Beyond election interference: Mueller report sparked increase in Russian misinformation

Photo: Ann Heisenfelt/Getty Images

Russian bots and trolls immediately capitalized on the Mueller report, according to research from SafeGuard Cyber.

Why it matters: Russia's social media efforts are often incorrectly thought of as purely election interference. They're actually a year-in, year-out slog aiming to capitalize on any major news story to fracture the U.S. public.


Details: SafeGuard maintains a database of 600,000 "bad actors" — a mix of automated accounts (bots) and manually controlled accounts (trolls). SafeGuard attributes many, not all, to Russia.
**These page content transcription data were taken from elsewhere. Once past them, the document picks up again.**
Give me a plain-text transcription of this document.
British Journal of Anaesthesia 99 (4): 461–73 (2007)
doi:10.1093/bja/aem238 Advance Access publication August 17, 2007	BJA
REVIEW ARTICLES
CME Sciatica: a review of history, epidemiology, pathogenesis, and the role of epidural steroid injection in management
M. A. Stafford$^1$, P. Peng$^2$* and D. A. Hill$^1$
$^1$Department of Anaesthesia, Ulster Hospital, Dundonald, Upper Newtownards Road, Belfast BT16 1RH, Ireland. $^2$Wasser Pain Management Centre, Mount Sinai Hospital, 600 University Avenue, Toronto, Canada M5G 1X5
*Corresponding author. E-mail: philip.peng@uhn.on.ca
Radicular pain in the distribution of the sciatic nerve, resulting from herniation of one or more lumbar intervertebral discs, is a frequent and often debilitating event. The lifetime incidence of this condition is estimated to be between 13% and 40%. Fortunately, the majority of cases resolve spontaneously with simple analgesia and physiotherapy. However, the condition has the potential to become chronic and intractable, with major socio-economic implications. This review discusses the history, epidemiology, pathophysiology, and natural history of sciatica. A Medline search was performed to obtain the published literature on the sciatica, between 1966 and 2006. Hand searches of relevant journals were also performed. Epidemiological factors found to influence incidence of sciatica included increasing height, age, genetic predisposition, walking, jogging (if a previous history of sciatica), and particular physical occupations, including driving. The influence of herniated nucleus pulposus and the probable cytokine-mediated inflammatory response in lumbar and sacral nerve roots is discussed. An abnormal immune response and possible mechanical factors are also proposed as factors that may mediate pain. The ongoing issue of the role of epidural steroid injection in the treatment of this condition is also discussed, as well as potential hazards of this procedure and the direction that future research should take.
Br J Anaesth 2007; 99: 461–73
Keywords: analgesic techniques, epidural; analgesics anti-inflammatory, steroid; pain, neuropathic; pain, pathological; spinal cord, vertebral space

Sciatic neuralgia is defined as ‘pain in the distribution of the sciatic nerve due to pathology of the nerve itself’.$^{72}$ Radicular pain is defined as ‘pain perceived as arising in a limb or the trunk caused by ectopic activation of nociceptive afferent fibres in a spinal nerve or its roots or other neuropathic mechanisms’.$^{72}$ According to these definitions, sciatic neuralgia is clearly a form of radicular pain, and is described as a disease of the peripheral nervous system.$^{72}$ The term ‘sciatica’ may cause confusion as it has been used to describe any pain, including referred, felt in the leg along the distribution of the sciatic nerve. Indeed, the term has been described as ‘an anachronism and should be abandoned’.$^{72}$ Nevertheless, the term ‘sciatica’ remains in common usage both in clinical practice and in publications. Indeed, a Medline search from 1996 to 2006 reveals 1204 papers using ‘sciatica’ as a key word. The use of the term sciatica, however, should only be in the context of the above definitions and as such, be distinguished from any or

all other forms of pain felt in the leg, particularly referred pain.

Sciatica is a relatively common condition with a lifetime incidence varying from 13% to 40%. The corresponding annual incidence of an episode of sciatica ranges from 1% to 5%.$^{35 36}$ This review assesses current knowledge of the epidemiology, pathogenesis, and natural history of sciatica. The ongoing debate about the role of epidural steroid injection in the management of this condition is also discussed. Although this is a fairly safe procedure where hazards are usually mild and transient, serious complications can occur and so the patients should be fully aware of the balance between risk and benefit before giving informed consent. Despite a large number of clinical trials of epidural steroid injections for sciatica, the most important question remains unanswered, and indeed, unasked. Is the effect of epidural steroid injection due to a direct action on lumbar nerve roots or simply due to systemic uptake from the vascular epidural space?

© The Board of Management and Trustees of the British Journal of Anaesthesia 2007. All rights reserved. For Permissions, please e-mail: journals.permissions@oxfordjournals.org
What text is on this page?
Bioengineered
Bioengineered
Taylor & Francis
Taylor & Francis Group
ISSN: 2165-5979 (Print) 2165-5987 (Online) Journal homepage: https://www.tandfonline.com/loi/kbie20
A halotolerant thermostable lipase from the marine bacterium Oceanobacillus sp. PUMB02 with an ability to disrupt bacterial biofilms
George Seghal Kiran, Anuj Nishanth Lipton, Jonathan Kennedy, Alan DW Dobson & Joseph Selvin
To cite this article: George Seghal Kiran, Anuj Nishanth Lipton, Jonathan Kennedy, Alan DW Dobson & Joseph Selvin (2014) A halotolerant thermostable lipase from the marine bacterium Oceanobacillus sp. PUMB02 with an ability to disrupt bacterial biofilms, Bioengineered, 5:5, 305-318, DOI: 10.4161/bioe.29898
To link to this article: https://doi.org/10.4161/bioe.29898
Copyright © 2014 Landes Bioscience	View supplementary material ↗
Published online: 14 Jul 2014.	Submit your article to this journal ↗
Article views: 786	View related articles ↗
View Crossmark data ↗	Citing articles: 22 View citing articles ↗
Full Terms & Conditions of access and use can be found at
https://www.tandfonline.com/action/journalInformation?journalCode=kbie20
  • Russian bots and trolls increased their rate of posting by 286% on April 16, the day Mueller's report was released, and the number of unique accounts posting increased by 48%.
  • It's pretty clear what they were talking about. The top 5 hashtags were #mueller, #muellerreport, #trump, #barr, and #russia, with the rate of #muller increasing more than 50-fold.

What they're saying: "The goal here is to get out the content with so much force that getting one or two retweets a time will reach a huge audience," said George Kamide, director at SafeGuard.

  • "We didn't just see an increase in activity, we saw an increase in the potency of the accounts used," he said.
  • In the days leading up to the report, the average account the company classifies as Russian had 13,500 followers. After the report was released, that number spiked to 18,600.